Butir-butir 1) sampai dengan 4) dalam rumusan tujuan pembelajaran
matematika di atas menggambarkan kompetensi atau kemampuan berpikir
matematik, sedang butir 5) melukiskan ranah afektif yang harus dimiliki siswa yang
belajar matematika. Dalam pembelajaran matematika pembinaan komponen ranah
afektif seperti di atas memerlukan kemandirian belajar yang kemudian akan
membentuk kecenderungan yang kuat yang dinamakan pula disposisi matematik
(mathematical disposition) yaitu keinginan, kesadaran, dedikasi dan kecenderungan
yang kuat pada diri siswa untuk berpikir dan berbuat secara matematik dengan cara
yang positif dan didasari dengan iman, taqwa, dan ahlak mulia. Pengertian disposisi
matematik seperti di atas pada dasarnya sejalan dengan makna yang terkandung
dalam pendidikan budaya dan karakter bangsa. Dengan demikian pengembangan
budaya dan karakter, kemampuan berpikir dan disposisi matematik pada dasarnya
dapat ditumbuhkan pada siswa secara bersama-sama.

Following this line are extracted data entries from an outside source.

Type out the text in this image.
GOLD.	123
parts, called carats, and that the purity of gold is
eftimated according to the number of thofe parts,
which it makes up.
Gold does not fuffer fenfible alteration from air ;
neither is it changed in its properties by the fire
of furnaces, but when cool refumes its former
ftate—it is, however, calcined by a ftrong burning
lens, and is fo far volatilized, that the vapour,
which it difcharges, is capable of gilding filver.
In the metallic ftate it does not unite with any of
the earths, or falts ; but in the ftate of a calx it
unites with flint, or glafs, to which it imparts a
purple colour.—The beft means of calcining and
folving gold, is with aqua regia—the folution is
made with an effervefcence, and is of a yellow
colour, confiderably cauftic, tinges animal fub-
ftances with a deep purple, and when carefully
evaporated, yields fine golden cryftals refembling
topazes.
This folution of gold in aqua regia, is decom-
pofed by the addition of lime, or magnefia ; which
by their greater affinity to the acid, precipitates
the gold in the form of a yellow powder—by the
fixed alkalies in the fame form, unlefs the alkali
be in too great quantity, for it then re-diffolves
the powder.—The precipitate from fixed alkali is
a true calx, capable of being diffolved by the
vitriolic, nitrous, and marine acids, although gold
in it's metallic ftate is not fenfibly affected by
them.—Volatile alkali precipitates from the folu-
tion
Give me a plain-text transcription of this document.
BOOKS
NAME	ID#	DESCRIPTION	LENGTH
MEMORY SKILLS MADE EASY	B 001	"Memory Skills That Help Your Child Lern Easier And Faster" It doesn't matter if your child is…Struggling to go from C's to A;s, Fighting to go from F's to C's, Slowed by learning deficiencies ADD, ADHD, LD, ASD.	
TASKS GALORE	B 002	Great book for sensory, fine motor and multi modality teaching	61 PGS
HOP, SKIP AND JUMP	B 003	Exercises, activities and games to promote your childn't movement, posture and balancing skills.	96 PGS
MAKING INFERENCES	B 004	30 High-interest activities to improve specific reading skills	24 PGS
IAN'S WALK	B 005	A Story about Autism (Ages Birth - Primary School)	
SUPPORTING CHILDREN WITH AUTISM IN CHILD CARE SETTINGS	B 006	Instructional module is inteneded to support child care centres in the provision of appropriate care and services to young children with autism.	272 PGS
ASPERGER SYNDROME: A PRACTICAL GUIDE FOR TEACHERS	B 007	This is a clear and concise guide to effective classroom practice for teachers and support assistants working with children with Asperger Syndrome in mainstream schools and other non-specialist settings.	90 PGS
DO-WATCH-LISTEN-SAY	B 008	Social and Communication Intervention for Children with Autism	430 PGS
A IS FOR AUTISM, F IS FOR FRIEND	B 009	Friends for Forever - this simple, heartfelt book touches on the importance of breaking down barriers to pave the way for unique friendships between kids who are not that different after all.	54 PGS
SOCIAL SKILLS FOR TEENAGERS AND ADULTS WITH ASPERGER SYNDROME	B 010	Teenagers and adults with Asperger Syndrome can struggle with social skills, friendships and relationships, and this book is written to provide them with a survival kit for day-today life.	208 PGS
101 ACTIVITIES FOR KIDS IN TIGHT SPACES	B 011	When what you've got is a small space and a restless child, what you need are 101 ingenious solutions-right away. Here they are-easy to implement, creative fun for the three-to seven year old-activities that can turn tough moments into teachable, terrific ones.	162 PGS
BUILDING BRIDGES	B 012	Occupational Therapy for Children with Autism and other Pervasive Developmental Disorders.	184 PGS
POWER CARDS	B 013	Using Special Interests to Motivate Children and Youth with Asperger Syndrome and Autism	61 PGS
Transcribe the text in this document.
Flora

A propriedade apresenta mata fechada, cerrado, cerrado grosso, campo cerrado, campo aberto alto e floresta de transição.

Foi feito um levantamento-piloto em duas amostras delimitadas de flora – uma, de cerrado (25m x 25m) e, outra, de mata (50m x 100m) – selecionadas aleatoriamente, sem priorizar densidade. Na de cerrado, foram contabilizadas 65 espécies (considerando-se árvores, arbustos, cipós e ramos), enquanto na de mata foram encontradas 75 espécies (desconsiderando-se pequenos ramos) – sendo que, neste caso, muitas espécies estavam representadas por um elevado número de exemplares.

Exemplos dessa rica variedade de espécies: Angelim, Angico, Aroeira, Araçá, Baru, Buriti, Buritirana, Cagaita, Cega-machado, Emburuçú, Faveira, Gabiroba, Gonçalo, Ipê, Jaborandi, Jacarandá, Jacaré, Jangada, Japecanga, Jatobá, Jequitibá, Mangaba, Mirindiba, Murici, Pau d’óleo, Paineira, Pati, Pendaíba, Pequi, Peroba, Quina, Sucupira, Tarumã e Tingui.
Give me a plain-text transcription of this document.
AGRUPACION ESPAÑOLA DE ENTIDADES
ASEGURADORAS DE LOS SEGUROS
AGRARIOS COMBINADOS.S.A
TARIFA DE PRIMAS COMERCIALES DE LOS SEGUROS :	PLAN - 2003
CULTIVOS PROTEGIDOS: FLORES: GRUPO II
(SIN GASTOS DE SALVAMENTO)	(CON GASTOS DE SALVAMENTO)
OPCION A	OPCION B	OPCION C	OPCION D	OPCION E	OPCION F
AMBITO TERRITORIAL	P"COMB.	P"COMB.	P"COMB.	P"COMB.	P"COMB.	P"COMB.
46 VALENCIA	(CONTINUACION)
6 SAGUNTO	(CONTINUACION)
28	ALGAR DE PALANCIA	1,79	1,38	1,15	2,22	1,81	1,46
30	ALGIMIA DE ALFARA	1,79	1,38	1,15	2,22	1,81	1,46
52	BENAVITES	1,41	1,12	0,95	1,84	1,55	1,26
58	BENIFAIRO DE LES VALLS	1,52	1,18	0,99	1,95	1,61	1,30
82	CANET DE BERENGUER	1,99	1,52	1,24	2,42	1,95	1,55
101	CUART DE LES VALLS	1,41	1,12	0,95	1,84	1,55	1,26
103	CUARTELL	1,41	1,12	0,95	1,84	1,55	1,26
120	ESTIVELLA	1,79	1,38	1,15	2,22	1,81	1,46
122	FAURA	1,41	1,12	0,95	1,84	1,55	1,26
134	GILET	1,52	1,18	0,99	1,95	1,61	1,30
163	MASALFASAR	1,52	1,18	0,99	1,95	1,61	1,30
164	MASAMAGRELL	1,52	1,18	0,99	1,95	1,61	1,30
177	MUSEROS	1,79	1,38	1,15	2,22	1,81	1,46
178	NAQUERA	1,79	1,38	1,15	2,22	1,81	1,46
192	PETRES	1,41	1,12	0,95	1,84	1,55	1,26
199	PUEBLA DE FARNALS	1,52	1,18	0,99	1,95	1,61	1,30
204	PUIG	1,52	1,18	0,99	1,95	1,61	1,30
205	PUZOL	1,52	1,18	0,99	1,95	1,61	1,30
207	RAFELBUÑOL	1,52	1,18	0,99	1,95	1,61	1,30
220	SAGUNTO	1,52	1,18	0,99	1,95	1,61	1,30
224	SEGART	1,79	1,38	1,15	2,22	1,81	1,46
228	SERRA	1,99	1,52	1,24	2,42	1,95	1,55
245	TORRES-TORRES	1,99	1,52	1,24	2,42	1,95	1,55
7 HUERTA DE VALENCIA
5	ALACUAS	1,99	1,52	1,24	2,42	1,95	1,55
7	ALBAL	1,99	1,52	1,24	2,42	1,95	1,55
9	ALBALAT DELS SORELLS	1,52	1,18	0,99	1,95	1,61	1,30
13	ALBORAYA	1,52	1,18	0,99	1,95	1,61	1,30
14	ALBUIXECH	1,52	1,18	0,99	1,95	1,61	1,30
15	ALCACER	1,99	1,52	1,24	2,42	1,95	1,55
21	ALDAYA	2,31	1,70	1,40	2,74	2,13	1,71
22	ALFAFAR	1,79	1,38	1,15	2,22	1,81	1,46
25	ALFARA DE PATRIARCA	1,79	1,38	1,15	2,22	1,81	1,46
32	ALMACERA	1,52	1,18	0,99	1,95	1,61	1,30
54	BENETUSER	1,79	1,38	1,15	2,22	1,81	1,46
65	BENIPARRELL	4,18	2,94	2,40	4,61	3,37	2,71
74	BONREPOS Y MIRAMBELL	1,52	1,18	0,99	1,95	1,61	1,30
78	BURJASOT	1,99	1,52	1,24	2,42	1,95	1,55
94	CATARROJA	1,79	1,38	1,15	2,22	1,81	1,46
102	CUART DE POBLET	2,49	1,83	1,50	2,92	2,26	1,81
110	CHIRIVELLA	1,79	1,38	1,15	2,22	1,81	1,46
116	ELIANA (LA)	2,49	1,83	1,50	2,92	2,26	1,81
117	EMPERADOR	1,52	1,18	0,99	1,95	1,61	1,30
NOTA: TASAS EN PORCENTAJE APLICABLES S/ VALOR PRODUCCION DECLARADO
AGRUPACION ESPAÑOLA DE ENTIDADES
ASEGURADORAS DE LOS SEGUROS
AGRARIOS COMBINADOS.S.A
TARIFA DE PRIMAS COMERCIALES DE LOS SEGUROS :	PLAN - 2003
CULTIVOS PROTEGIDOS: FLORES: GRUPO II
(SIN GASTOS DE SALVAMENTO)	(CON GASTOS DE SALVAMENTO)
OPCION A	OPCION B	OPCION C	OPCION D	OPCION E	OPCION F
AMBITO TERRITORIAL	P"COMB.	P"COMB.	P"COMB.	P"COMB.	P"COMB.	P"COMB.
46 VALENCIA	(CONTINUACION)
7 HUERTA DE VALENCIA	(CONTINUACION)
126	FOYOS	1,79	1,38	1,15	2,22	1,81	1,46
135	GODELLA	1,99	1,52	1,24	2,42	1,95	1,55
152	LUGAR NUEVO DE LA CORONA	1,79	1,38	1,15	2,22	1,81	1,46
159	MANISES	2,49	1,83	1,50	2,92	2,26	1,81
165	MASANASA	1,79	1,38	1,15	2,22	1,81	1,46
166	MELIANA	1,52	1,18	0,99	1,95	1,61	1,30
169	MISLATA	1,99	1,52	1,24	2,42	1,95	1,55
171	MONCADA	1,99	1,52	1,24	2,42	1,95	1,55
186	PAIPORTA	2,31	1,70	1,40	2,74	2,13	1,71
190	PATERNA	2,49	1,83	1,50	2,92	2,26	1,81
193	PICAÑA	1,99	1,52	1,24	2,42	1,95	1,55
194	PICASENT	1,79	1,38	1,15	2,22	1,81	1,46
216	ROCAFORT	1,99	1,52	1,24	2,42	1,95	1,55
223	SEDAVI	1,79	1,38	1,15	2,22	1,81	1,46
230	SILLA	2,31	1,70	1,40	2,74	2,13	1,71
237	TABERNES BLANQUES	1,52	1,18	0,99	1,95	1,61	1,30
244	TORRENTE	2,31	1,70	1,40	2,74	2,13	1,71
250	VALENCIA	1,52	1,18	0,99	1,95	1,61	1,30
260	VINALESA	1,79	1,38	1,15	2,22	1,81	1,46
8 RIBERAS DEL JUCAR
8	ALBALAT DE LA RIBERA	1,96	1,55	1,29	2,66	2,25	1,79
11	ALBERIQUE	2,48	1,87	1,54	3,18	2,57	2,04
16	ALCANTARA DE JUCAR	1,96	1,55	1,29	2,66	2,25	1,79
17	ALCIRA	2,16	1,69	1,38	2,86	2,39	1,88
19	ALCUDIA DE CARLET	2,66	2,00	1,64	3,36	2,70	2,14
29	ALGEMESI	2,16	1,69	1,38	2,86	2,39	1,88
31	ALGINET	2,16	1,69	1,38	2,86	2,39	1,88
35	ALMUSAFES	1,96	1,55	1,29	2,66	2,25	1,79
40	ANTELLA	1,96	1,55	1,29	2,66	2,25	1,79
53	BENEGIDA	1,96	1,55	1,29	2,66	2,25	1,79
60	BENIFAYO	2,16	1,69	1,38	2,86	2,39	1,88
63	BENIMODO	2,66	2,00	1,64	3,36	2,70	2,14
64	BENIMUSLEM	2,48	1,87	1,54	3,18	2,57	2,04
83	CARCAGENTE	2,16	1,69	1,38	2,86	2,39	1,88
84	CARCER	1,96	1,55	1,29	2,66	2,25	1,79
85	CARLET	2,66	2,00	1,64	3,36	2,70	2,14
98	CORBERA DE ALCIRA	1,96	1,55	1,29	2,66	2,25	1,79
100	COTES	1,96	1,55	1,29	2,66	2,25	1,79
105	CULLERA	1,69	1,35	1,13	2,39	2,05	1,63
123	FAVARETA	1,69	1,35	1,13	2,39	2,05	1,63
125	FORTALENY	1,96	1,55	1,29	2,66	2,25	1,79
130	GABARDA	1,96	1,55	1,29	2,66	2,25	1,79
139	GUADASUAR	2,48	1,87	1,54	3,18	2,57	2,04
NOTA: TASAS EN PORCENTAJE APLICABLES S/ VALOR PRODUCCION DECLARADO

Beberapa pakar (Butler, 2002, Corno dan Mandinah, 1983, Corno dan Randi,
1999, Hargis, http:/www.smartkidzone.co/, Kerlin, 1992, Paris dan Winograd, 1998,
Schunk dan Zimmerman, 1998, Wongsri, Cantwell, dan Archer, 2002),
mendefinisikan istilah kemandirian belajar atau Self Regulated Learning (SRL)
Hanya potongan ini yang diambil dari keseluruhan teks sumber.